CXCR2 mediates migration of keratinocytes. A, Five days after v-ras^Ha transduction, migration of CXCR2 WT and KO keratinocytes was tested in Transwell assays as described in methods. MIP-2 or TGFα (10 ng/ml) diluted in low –serum containing media (0) was used as stimulus in the bottom chamber while cells were seeded in the top chamber in low –serum containing media. The CXCR2 antagonist was added to the cell suspension prior to the seeding in the top well. Fold increase (chemotactic index) of keratinocyte migration in response to treatment was compared to basal migration in the absence of stimulus. Bars represent the mean ± SEM of two triplicate determinations. *, P < 0.001; #, P < 0.0001 compared with untreated control, § P < 0.001 compared with untreated respective control. B, Delayed epidermal regeneration in K5-PKCα mice deficient for CXCR2 after a single topical application of TPA. Skin biopsies were collected at 2, 3 and 5 days after a single TPA application on K5-PKCα/CXCR2 WT and K5-PKCα/CXCR2 KO and H&E stained. Bar, 50μm. C, Immunohistochemistry for filaggrin and loricin was performed on similar biopsies as in B collected at day 3 and 5.

Figure 5

Reconstitution of CXCR2 KO keratinocytes with CXCR2 restores chemotaxis and signaling after MIP-2 treatment.

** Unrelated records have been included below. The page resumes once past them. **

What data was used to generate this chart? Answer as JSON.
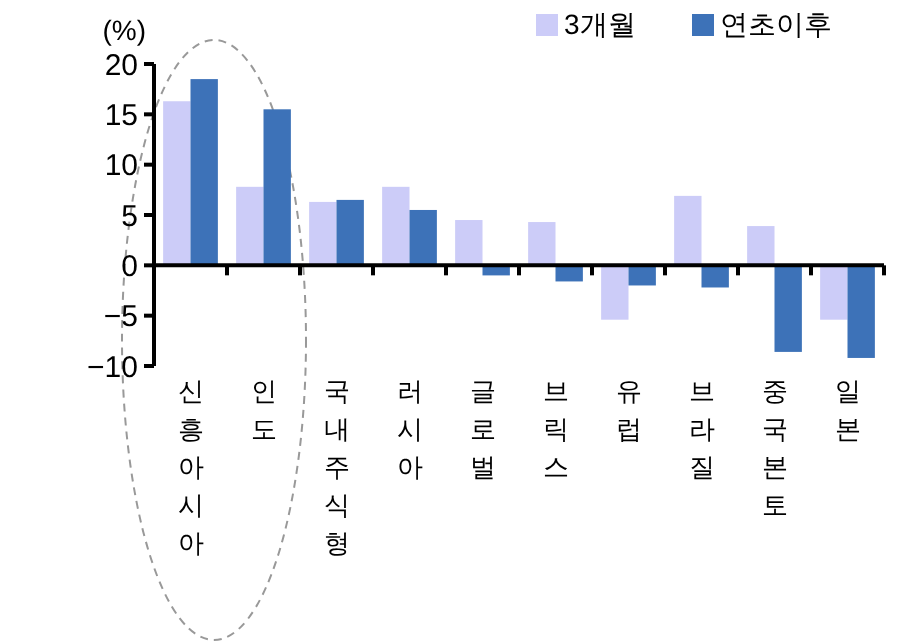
{
  "chart_data": {
    "type": "bar",
    "ylabel": "(%)",
    "categories": [
      "신흥아시아",
      "인도",
      "국내주식형",
      "러시아",
      "글로벌",
      "브릭스",
      "유럽",
      "브라질",
      "중국본토",
      "일본"
    ],
    "series": [
      {
        "name": "3개월",
        "color": "#ccccf8",
        "values": [
          16.3,
          7.8,
          6.3,
          7.8,
          4.5,
          4.3,
          -5.4,
          6.9,
          3.9,
          -5.4
        ]
      },
      {
        "name": "연초이후",
        "color": "#3d72b8",
        "values": [
          18.5,
          15.5,
          6.5,
          5.5,
          -1.0,
          -1.6,
          -2.0,
          -2.2,
          -8.6,
          -9.2
        ]
      }
    ],
    "ylim": [
      -10,
      20
    ],
    "yticks": [
      {
        "value": -10,
        "label": "−10"
      },
      {
        "value": -5,
        "label": "−5"
      },
      0,
      5,
      10,
      15,
      20
    ],
    "legend": "top right"
  }
}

On the fourth day after v-ras transduction, CXCR2 null primary keratinocytes were transduced with an empty adenovirus (Control Ad) or CXCR2 expressing adenovirus (CXCR2 Ad) for an additional 24 hours and assayed for their ability to migrate in response to MIP-2 using the Transwell assays (A) as described in figure 4 or (B) stimulated with 200ng/ml MIP-2 or 10ng/ml TGFα for 5 minutes. Western blots were performed for total and phospho-ERK 1/2 (p-ERK1/2) and total and phospho-Akt (p-Akt) as described under “materials and methods”. Relative levels of phospho-Akt and phospho-ERK are indicated in each figure normalized to the PBS treated cells. *, P < 0.05 compared with untreated control.